As art collector Catherine the Great had the budget to buy anything she wanted. She bought some 4000 European paintings, and 368 of them—about 9 percent—were by Pietro Antonio Rotari.

Who? A mini-show at the Norton Simon Museum answers that question. "Serial Flirtations: Rotari's Muses" is about the vagaries of reputation as much as it is about its now little-known subject.
Verona-born Pietro Antonio Rotari (1707-62) was an 18th-century jack-of-all-trades, capable at religious paintings and aristocratic portraits, and active at the courts of Vienna, Dresden, and St. Petersburg. Today Rotari is known for character heads and half-lengths of anonymous young women displaying a variety of emotions and costumes. They are poised between Rembrandt's tronies and Vermeer's letter-writers, on the one hand, and the Enlightenment interest in classifying emotions like so many pinned butterflies.
Rotari was already famous for this subject in 1756, when Russian Empress Elizabeth summoned him to St. Petersburg. Russian oligarchs and boojees adored Rotari. He assembled a large studio to meet market demand, especially of the fungible character heads that did not have to offer a specific likeness. After Rotari's death, Catherine the Great bought the unsold stock of character heads from the artist's widow. She displayed them in one of Europe's more delirious rooms, the Cabinet of Fashions and Graces in the Peterhof Grand Palace, St. Petersburg. Despite the Rococo trappings, the room is now often compared to a photographic contact sheet or to Warhol serialism.

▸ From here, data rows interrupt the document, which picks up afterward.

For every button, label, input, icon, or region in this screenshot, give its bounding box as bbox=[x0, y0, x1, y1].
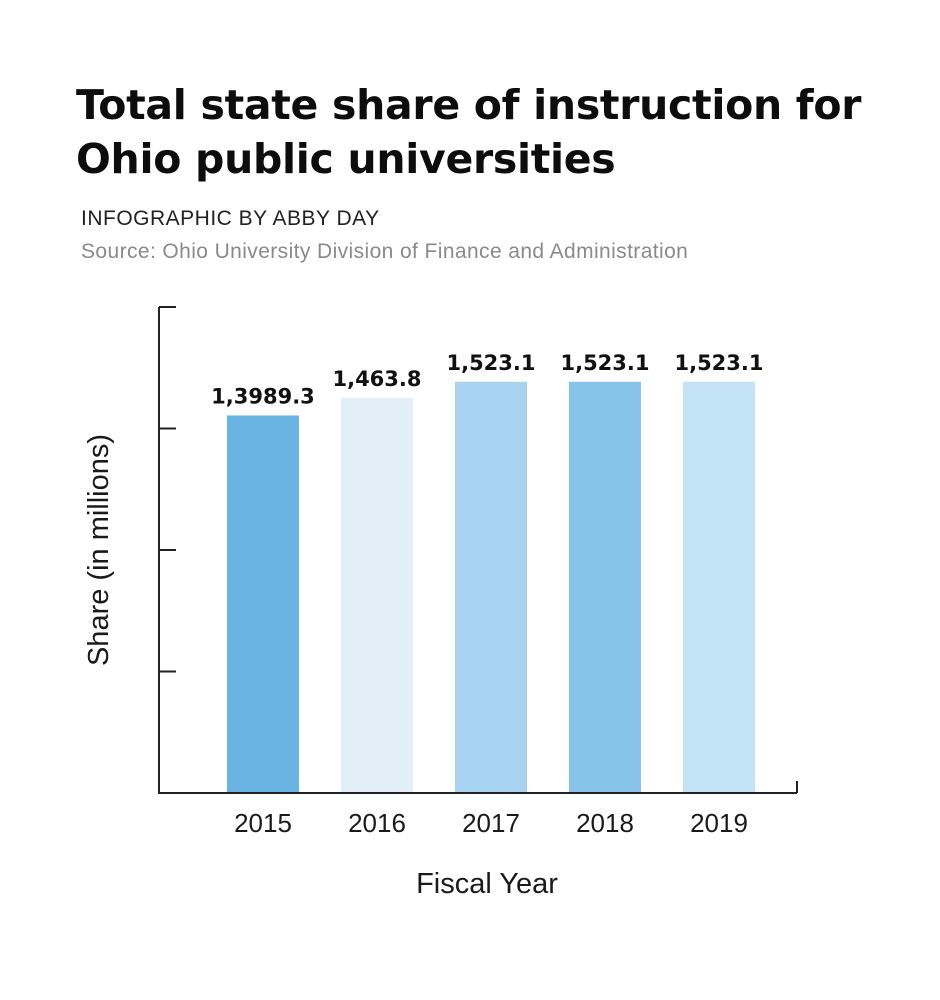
data-label-2015: 1,3989.3 bbox=[211, 384, 315, 408]
data-label-2018: 1,523.1 bbox=[560, 351, 649, 375]
source-note: Source: Ohio University Division of Fina… bbox=[81, 240, 689, 263]
x-tick-label-2019: 2019 bbox=[690, 808, 748, 838]
bar-2018 bbox=[569, 381, 641, 793]
infographic-credit: INFOGRAPHIC BY ABBY DAY bbox=[81, 207, 380, 230]
ticks-layer bbox=[159, 306, 798, 793]
x-tick-label-2016: 2016 bbox=[348, 808, 406, 838]
bar-2015 bbox=[227, 415, 299, 793]
data-label-2016: 1,463.8 bbox=[332, 367, 421, 391]
data-label-2019: 1,523.1 bbox=[674, 351, 763, 375]
data-label-2017: 1,523.1 bbox=[446, 351, 535, 375]
data-labels-layer: 1,3989.3 1,463.8 1,523.1 1,523.1 1,523.1 bbox=[211, 351, 763, 409]
chart-title: Total state share of instruction for Ohi… bbox=[76, 81, 862, 183]
y-axis-title: Share (in millions) bbox=[83, 434, 115, 666]
x-tick-label-2018: 2018 bbox=[576, 808, 634, 838]
bar-2017 bbox=[455, 381, 527, 793]
x-axis-title: Fiscal Year bbox=[416, 868, 558, 900]
bar-2016 bbox=[341, 397, 413, 793]
bars-layer bbox=[227, 381, 755, 793]
x-tick-label-2017: 2017 bbox=[462, 808, 520, 838]
bar-2019 bbox=[683, 381, 755, 793]
x-tick-labels-layer: 2015 2016 2017 2018 2019 bbox=[234, 808, 748, 838]
x-tick-label-2015: 2015 bbox=[234, 808, 292, 838]
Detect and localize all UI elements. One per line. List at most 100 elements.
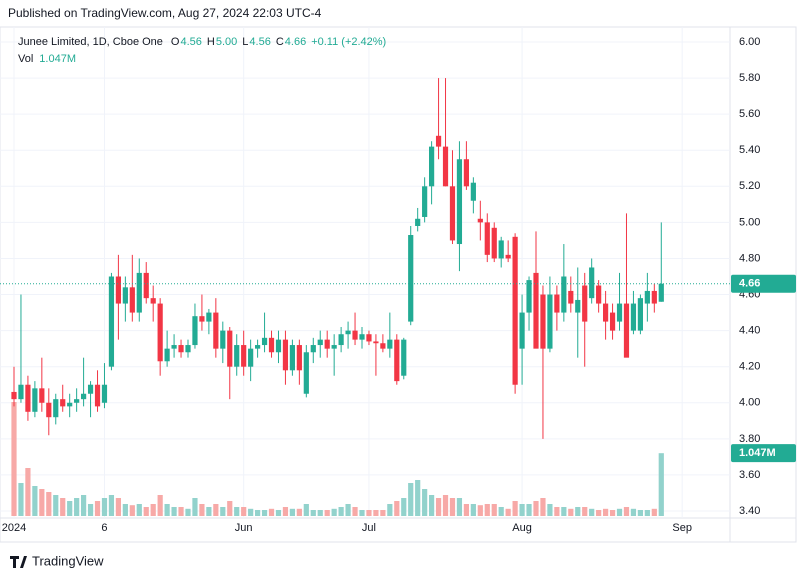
- footer-brand: TradingView: [32, 553, 104, 568]
- candle-body: [658, 283, 664, 302]
- candle-body: [456, 159, 463, 245]
- volume-bar: [498, 507, 504, 516]
- volume-bar: [603, 508, 609, 516]
- volume-bar: [129, 505, 135, 516]
- volume-legend-value: 1.047M: [39, 53, 76, 65]
- volume-bar: [199, 504, 205, 516]
- candle-body: [373, 341, 379, 344]
- volume-bar: [60, 498, 66, 516]
- volume-bar: [519, 504, 525, 516]
- volume-bar: [164, 504, 170, 516]
- volume-bar: [275, 510, 282, 516]
- candle-body: [199, 316, 205, 322]
- candle-body: [401, 339, 407, 376]
- volume-bar: [589, 508, 595, 516]
- candle-body: [227, 330, 233, 367]
- candle-body: [268, 337, 275, 353]
- volume-bar: [241, 507, 247, 516]
- legend-title: Junee Limited, 1D, Cboe One: [18, 36, 163, 48]
- candle-body: [185, 345, 191, 353]
- legend-key: L: [242, 36, 248, 48]
- legend-value: 5.00: [216, 36, 237, 48]
- y-tick-label: 5.80: [739, 72, 760, 84]
- volume-bar: [74, 498, 80, 516]
- candle-body: [178, 345, 184, 353]
- volume-bar: [505, 508, 511, 516]
- volume-bar: [178, 507, 184, 516]
- volume-bar: [289, 508, 295, 516]
- x-tick-label: 6: [101, 522, 107, 534]
- volume-bar: [470, 504, 476, 516]
- y-tick-label: 4.40: [739, 325, 760, 337]
- volume-bar: [303, 504, 309, 516]
- legend-change: +0.11 (+2.42%): [311, 36, 386, 48]
- candle-body: [331, 345, 337, 349]
- candle-body: [18, 384, 24, 400]
- x-tick-label: Jul: [362, 522, 376, 534]
- volume-bar: [81, 495, 87, 516]
- candle-body: [136, 272, 142, 313]
- candle-body: [505, 254, 511, 259]
- candle-layer: [11, 78, 664, 439]
- candle-body: [338, 334, 344, 346]
- candle-body: [46, 402, 52, 418]
- candle-body: [171, 345, 177, 349]
- candle-body: [81, 393, 87, 400]
- volume-bar: [442, 495, 449, 516]
- volume-bar: [185, 508, 191, 516]
- volume-bar: [345, 504, 351, 516]
- candle-body: [324, 339, 330, 349]
- volume-bar: [533, 501, 539, 516]
- candle-body: [310, 345, 316, 353]
- volume-bar: [630, 508, 637, 516]
- candle-body: [596, 285, 602, 304]
- volume-bar: [255, 510, 261, 516]
- candle-body: [115, 276, 121, 304]
- legend-key: C: [276, 36, 284, 48]
- legend-value: 4.56: [180, 36, 201, 48]
- volume-bar: [143, 507, 149, 516]
- volume-bar: [658, 453, 664, 516]
- y-tick-label: 5.00: [739, 216, 760, 228]
- candle-body: [296, 345, 302, 371]
- volume-bar: [87, 504, 94, 516]
- candle-body: [241, 345, 247, 367]
- candle-body: [317, 339, 323, 346]
- candle-body: [512, 236, 518, 385]
- volume-bar: [644, 510, 650, 516]
- candle-body: [248, 348, 254, 367]
- y-tick-label: 5.40: [739, 144, 760, 156]
- volume-bar: [575, 507, 581, 516]
- candle-body: [491, 227, 497, 259]
- candle-body: [568, 290, 574, 304]
- y-tick-label: 3.80: [739, 433, 760, 445]
- volume-bar: [171, 507, 177, 516]
- volume-bar: [651, 508, 657, 516]
- volume-bar: [477, 505, 483, 516]
- candle-body: [60, 399, 66, 407]
- legend-key: H: [207, 36, 215, 48]
- x-tick-label: Jun: [235, 522, 253, 534]
- candle-body: [11, 391, 17, 400]
- volume-tag-box: [731, 444, 796, 463]
- candle-body: [255, 345, 261, 349]
- candle-body: [582, 285, 588, 322]
- volume-bar: [429, 495, 435, 516]
- volume-bar: [18, 483, 24, 516]
- y-tick-label: 4.00: [739, 397, 760, 409]
- volume-layer: [11, 402, 664, 516]
- candle-body: [275, 339, 282, 353]
- volume-bar: [317, 510, 323, 516]
- y-tick-label: 3.60: [739, 469, 760, 481]
- volume-bar: [609, 510, 616, 516]
- volume-tag-label: 1.047M: [739, 447, 776, 459]
- volume-bar: [561, 507, 567, 516]
- volume-bar: [32, 486, 38, 516]
- candle-body: [387, 339, 393, 349]
- volume-bar: [547, 504, 553, 516]
- volume-bar: [540, 498, 546, 516]
- candle-body: [609, 312, 616, 331]
- legend: Junee Limited, 1D, Cboe One O 4.56 H 5.00 L 4.…: [18, 36, 386, 65]
- candle-body: [345, 330, 351, 335]
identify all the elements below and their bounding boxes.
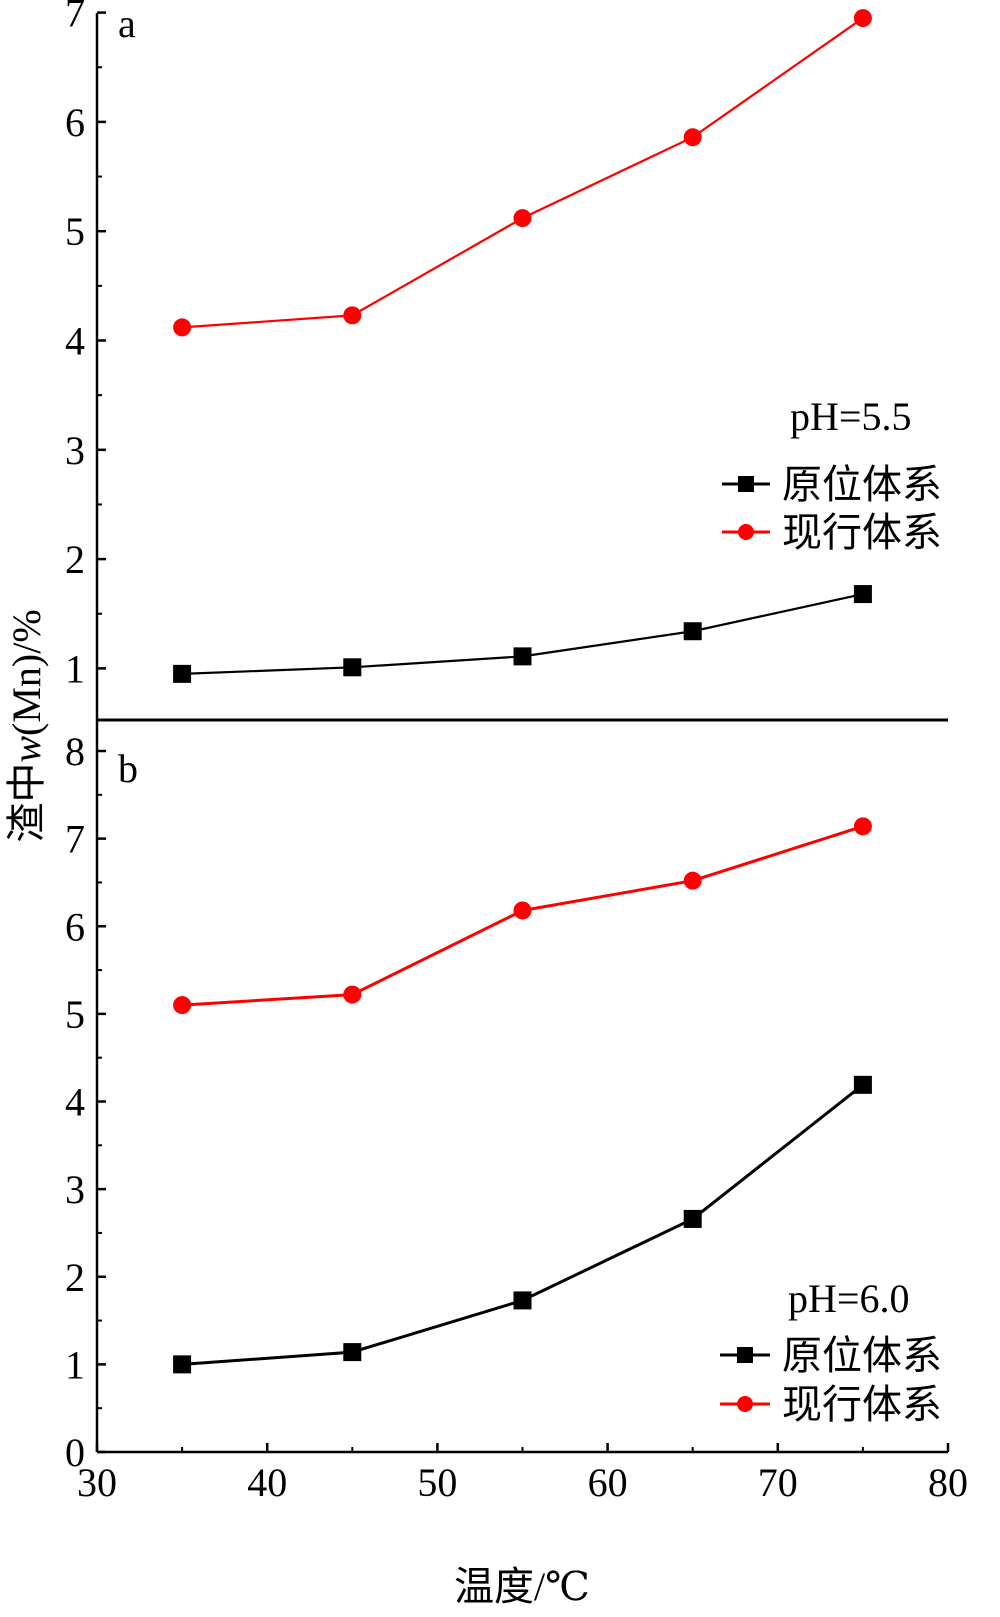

Rotari was not of much interest to American collectors in 1979, when Norton Simon bought the half-length Young Girl Writing a Love Letter (c. 1755, top of post). The following year Simon purchased a half-dozen character heads that had remained in the artist's family through the 20th century. The current exhibition displays all seven of Simon's purchases, plus a 1987 gift to the museum, a portrait now attributed to Rotari's studio.
Simon's character heads are arrayed on one wall, next to a photomural of the Peterhof Grand Palace room. That and the exhibition's title recognizes that Rotari is now framed as an unlikely precursor to Monet and Warhol. The perception is largely due to the Peterhof display, devised by Catherine's French architect Jean-Baptiste Vallin de la Mothe after Rotari was dead. Recent research shows that some Rotari paintings were trimmed to facilitate Vallin de la Mothe's Procrustean hang.

There is a difference between serialism and repeating oneself, though it's not always a clear one.